Would dynamic parallelism speed up performance for a routine that ran an unknown amount of times? Here is an example:
Without Dynamic Parallelism
int main(){
//init...
while(flag){
work<<<x,y>>>(data, deviceFlag);
cudaMemcpy(flag, deviceFlag, sizeof(bool), cudaMemcpyDeviceToHost);
}
}
With Dynamic Parallelism
int main(){
//init...
dynamicKernel<<<1,1>>>();
}
__global__ void dynamicKernel(...){
while(deviceFlag){
work<<<x,y>>>(data, deviceFlag);
cudaDeviceSynchronize();
}
}
In the beginning I was hoping to remove the communication between CPU and GPU and improve performance. The synchronize after the child kernel seems to be preventing the performance gain. Also, I’m guessing that calling parent<<<1,1>>> is naive. Is this too simple of a dynamic application for an actual performance gain? Am I missing something?
Thanks in advance.
You might try this using tail recursion rather than a loop to avoid the cudaDeviceSynchronize. I
don’t know if this will speed anything up since you will still have a global barrier between work
and the next iteration.
For example:
int main(){
//init...
dynamicKernel();
}
__global__ void dynamicKernel(...){
if (deviceFlag) {
work(data, deviceFlag);
dynamicKernel();
}
}
Thanks for the input Greg, unfortunately there was no speedup as you suggested.

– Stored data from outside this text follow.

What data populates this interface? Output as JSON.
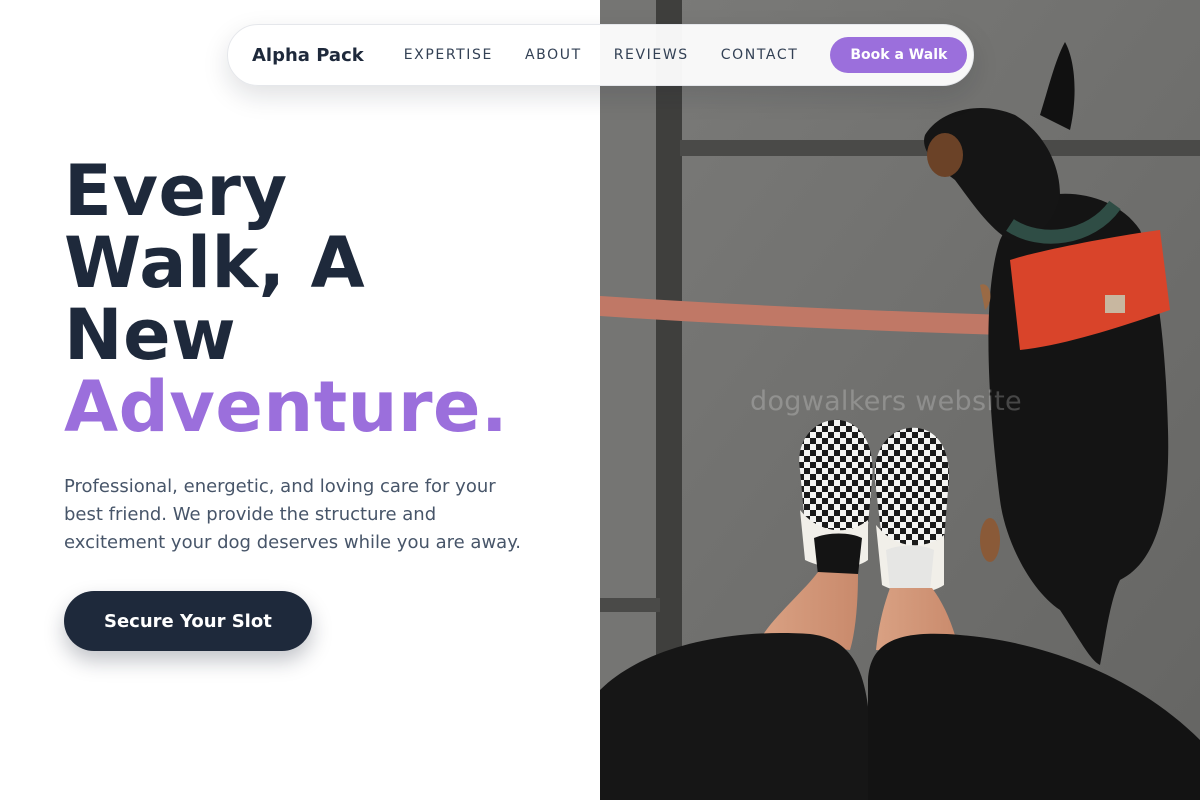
{
  "nav": {
    "brand": "Alpha Pack",
    "links": [
      "EXPERTISE",
      "ABOUT",
      "REVIEWS",
      "CONTACT"
    ],
    "cta_label": "Book a Walk"
  },
  "hero": {
    "headline_lines": [
      "Every",
      "Walk, A",
      "New"
    ],
    "headline_accent": "Adventure.",
    "subtitle": "Professional, energetic, and loving care for your best friend. We provide the structure and excitement your dog deserves while you are away.",
    "cta_label": "Secure Your Slot"
  },
  "photo": {
    "watermark": "dogwalkers website",
    "subject": "overhead photo of checkered sneakers next to a black dachshund in a red harness on a leash"
  },
  "colors": {
    "accent": "#9b6fdc",
    "navy": "#1e293b",
    "body_text": "#475569"
  }
}
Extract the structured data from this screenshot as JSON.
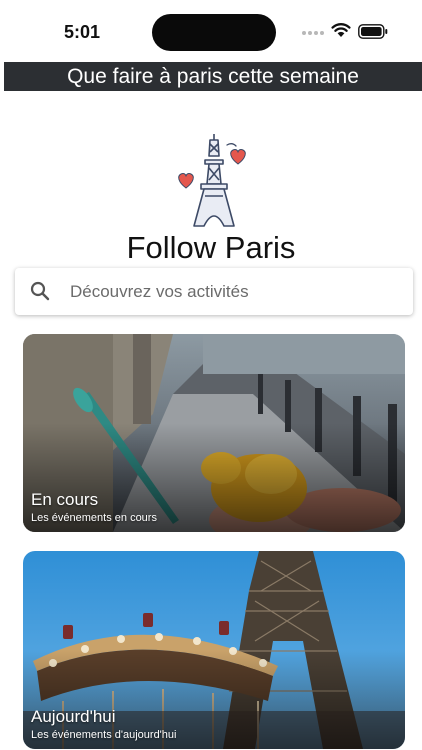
{
  "status_bar": {
    "time": "5:01"
  },
  "banner": {
    "text": "Que faire à paris cette semaine"
  },
  "app": {
    "title": "Follow Paris",
    "logo_icon": "eiffel-tower-hearts-icon"
  },
  "search": {
    "placeholder": "Découvrez vos activités",
    "value": "",
    "icon": "search-icon"
  },
  "cards": [
    {
      "title": "En cours",
      "subtitle": "Les événements en cours",
      "image": "ice-cream-street-photo"
    },
    {
      "title": "Aujourd'hui",
      "subtitle": "Les événements d'aujourd'hui",
      "image": "carousel-eiffel-tower-photo"
    }
  ],
  "colors": {
    "banner_bg": "#2c2f33",
    "heart": "#e4574d",
    "tower": "#3d4a66"
  }
}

It would probably be a good idea to make sure that the launch latency is actually the performance bottleneck.
Can you run a contrived example where you launch exactly the right number of iterations at once and see if you get a performance gain?
I cannot unroll the iterations, but what I did try was to remove almost all of the work. I simply set an array to zeros and sync/memcpy. The performance was similar with the nested kernel being a little slower. I’m guessing this means the barrier from the device is more costly than a barrier from the CPU (even though there is an extra transfer on the PCI bus!)